Next Tuesday, Democratic incumbent Dave Denenberg will face Republican challenger Dr. Fred Jones at the polls.
The 19th Legislative District includes Bellmore, North Bellmore, Merrick and parts of Freeport, North Merrick and Wantagh.
Polls are open Tuesday, Nov. 8 from 6 a.m. to 9 p.m.
- Hometown: Merrick
- Years in Office: 12 years
Denenberg is a ranking member of the Planning, Development and the Environment and Public Works Committees and member of the Finance, Government Services and Operations and Public Safety Committees. He is the only legislator to maintain a district office, doing so at his own expense. He also hosts bimonthly public meetings.
Dr. Fred Jones
- Hometown: Merrick
- Occupation: Chiropractor
Jones is a Merrick little league coach, a Freeport volunteer firefighter, a member of the Kiwanis Club of Merrick, Lions Club of Merrick, Merrick Chamber of Commerce and is the founder of the Three Old Cranks Car Club.

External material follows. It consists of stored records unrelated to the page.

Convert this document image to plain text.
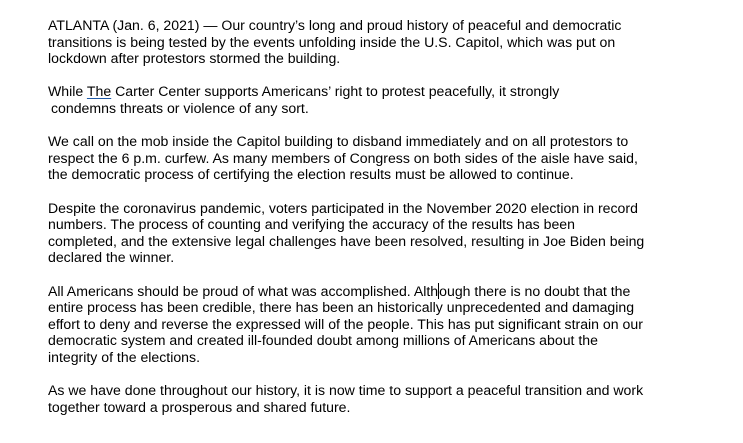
ATLANTA (Jan. 6, 2021) — Our country’s long and proud history of peaceful and democratic
transitions is being tested by the events unfolding inside the U.S. Capitol, which was put on
lockdown after protestors stormed the building.

While The Carter Center supports Americans’ right to protest peacefully, it strongly
condemns threats or violence of any sort.

We call on the mob inside the Capitol building to disband immediately and on all protestors to
respect the 6 p.m. curfew. As many members of Congress on both sides of the aisle have said,
the democratic process of certifying the election results must be allowed to continue.

Despite the coronavirus pandemic, voters participated in the November 2020 election in record
numbers. The process of counting and verifying the accuracy of the results has been
completed, and the extensive legal challenges have been resolved, resulting in Joe Biden being
declared the winner.

All Americans should be proud of what was accomplished. Although there is no doubt that the
entire process has been credible, there has been an historically unprecedented and damaging
effort to deny and reverse the expressed will of the people. This has put significant strain on our
democratic system and created ill-founded doubt among millions of Americans about the
integrity of the elections.

As we have done throughout our history, it is now time to support a peaceful transition and work
together toward a prosperous and shared future.
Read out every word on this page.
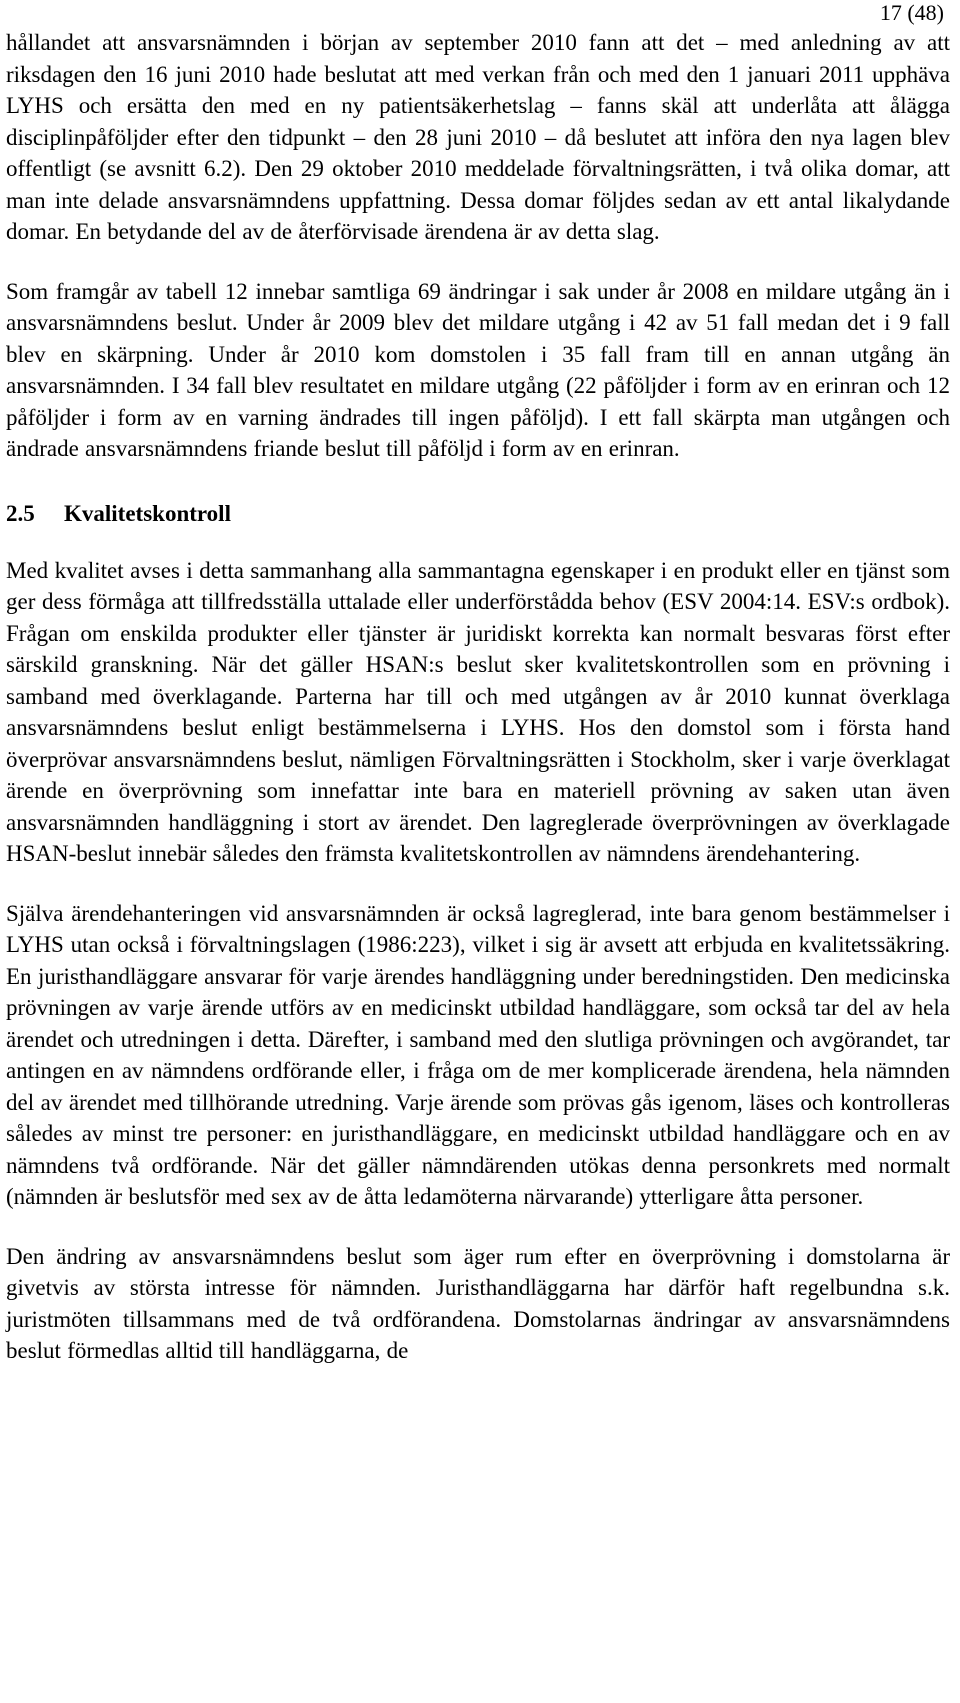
17 (48)

hållandet att ansvarsnämnden i början av september 2010 fann att det – med anledning av att riksdagen den 16 juni 2010 hade beslutat att med verkan från och med den 1 januari 2011 upphäva LYHS och ersätta den med en ny patientsäkerhetslag – fanns skäl att underlåta att ålägga disciplinpåföljder efter den tidpunkt – den 28 juni 2010 – då beslutet att införa den nya lagen blev offentligt (se avsnitt 6.2). Den 29 oktober 2010 meddelade förvaltningsrätten, i två olika domar, att man inte delade ansvarsnämndens uppfattning. Dessa domar följdes sedan av ett antal likalydande domar. En betydande del av de återförvisade ärendena är av detta slag.

Som framgår av tabell 12 innebar samtliga 69 ändringar i sak under år 2008 en mildare utgång än i ansvarsnämndens beslut. Under år 2009 blev det mildare utgång i 42 av 51 fall medan det i 9 fall blev en skärpning. Under år 2010 kom domstolen i 35 fall fram till en annan utgång än ansvarsnämnden. I 34 fall blev resultatet en mildare utgång (22 påföljder i form av en erinran och 12 påföljder i form av en varning ändrades till ingen påföljd). I ett fall skärpta man utgången och ändrade ansvarsnämndens friande beslut till påföljd i form av en erinran.

2.5 Kvalitetskontroll

Med kvalitet avses i detta sammanhang alla sammantagna egenskaper i en produkt eller en tjänst som ger dess förmåga att tillfredsställa uttalade eller underförstådda behov (ESV 2004:14. ESV:s ordbok). Frågan om enskilda produkter eller tjänster är juridiskt korrekta kan normalt besvaras först efter särskild granskning. När det gäller HSAN:s beslut sker kvalitetskontrollen som en prövning i samband med överklagande. Parterna har till och med utgången av år 2010 kunnat överklaga ansvarsnämndens beslut enligt bestämmelserna i LYHS. Hos den domstol som i första hand överprövar ansvarsnämndens beslut, nämligen Förvaltningsrätten i Stockholm, sker i varje överklagat ärende en överprövning som innefattar inte bara en materiell prövning av saken utan även ansvarsnämnden handläggning i stort av ärendet. Den lagreglerade överprövningen av överklagade HSAN-beslut innebär således den främsta kvalitetskontrollen av nämndens ärendehantering.

Själva ärendehanteringen vid ansvarsnämnden är också lagreglerad, inte bara genom bestämmelser i LYHS utan också i förvaltningslagen (1986:223), vilket i sig är avsett att erbjuda en kvalitetssäkring. En juristhandläggare ansvarar för varje ärendes handläggning under beredningstiden. Den medicinska prövningen av varje ärende utförs av en medicinskt utbildad handläggare, som också tar del av hela ärendet och utredningen i detta. Därefter, i samband med den slutliga prövningen och avgörandet, tar antingen en av nämndens ordförande eller, i fråga om de mer komplicerade ärendena, hela nämnden del av ärendet med tillhörande utredning. Varje ärende som prövas gås igenom, läses och kontrolleras således av minst tre personer: en juristhandläggare, en medicinskt utbildad handläggare och en av nämndens två ordförande. När det gäller nämndärenden utökas denna personkrets med normalt (nämnden är beslutsför med sex av de åtta ledamöterna närvarande) ytterligare åtta personer.

Den ändring av ansvarsnämndens beslut som äger rum efter en överprövning i domstolarna är givetvis av största intresse för nämnden. Juristhandläggarna har därför haft regelbundna s.k. juristmöten tillsammans med de två ordförandena. Domstolarnas ändringar av ansvarsnämndens beslut förmedlas alltid till handläggarna, de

Patch asked candidates the following questions. Their answers appear below in alphabetical order:
Patch: What do you feel are the biggest community concerns going into this election?
Denenberg: When I first started, the three biggest issues were taxes, taxes, taxes, now it is taxes and jobs. We need professional offices, we need corporate headquarters, we need the environmental sciences, bioscience, sports medicine and the semi-conductor industry here and the only way to do that is to allow some of our uninviting commercial strips that have been zoned for single-use since the 1950s. We have to change that zoning to promote commercial and residential development in those areas.
Jones: We need to reduce tax rates that small businesses and homeowners are paying. We need to keep Wantagh, Bellmore, Freeport and Merrick financing secure. I know I can help these towns lower their taxes. If all of us work together to stop the spending, we can cut our tax bills. Our current legislature spends $50,000 to $60,000 per year on mailing and paper costs that should be reduced significantly if we would email or text the information to the residents. With today’s technology, there is no excuse not to use it.
In addition, our residents need jobs. We must create and retain a strong work force in our district. Together, the Nassau County Legislature and the Town of Hempstead can create a strong workforce.
Patch: How do you plan to help develop those issues into action?
Denenberg: By having targeted residential and commercial development, it increases the tax base so the taxes won’t be so high. If we don’t increase our tax base, we are doing nothing for jobs; we are doing nothing for economic opportunity and we are doing nothing for taxes because ultimately the taxes will need to go up if our tax base is stagnant or, in some cases, declining.
Jones: We need to reduce tax strategy so that the resident can afford housing and stay in Nassau County. As Nassau County and the Town of Hempstead work together in a positive direction, we can accomplish a lot for the residents. An example I propose is STAR-type of tax exemption for small businesses. If we create a reduction for small businesses, we can create more jobs, have a stronger workforce and pay our taxes in an efficient manner.
Patch: If elected, what main issue will you focus most of your time and effort to help get on the right path?
Denenberg: I am going to fight against the sale of all that is good about Nassau County, such as selling our public safety by closing precincts and selling our sewage treatments plants, which I think is absolutely a horrible idea. These are assets that the County has that are open to public scrutiny and they come with a good rate to the taxpayers. Selling it to a private company, the rates will go up and company will be run for private profit instead of for the taxpayers. People’s rates for sewage will go through the roof.
I’ll fight against closing all of our special units, because those special units put police on the street. It could be a real issue. They are getting ready of the heroin task force, the DWI unit and the traffic enforcement unit. Everywhere you go, people want traffic enforcement and there are no more unmarked cars. I will fight against closing those units and closing those precincts.
On another level of government, I have always been fighting to have the town utilize the South Nassau Water Authority that was established by the state years ago to take over Aqua water because of how much we are paying for water.
Jones: We need to balance the budget with no layoffs, protecting our jobs. As an elected official, I will implement my cost saving means to reduce the country expenditures. If all county departments start saving 15 percent, we can solve this budget crisis without any layoffs.
I proposed a STAR-type of exemption for small businesses. We have been losing small businesses in each and every community due to increased taxes and increased costs. If we create an incentive for small businesses to hire residents and create jobs for them we all win. Our residents will be employed and downtown will be thriving. Nassau County will be getting more money for taxes.
Patch: Talk a little bit about what you would hope to accomplish in your term, if elected.
Denenberg: There are a lot of issues that I have been working on and will continue to work on. I am going to continue to promote private investment and private development in the Hub for jobs to expand our tax base, keep the Islanders and also to help develop a science or technology center and a convention center here.
Jones: Some of the things I would hope to accomplish are to keep our residents safe with the proper police protection; balance our budget; have every department accountable for the spending and tighten up deficiencies.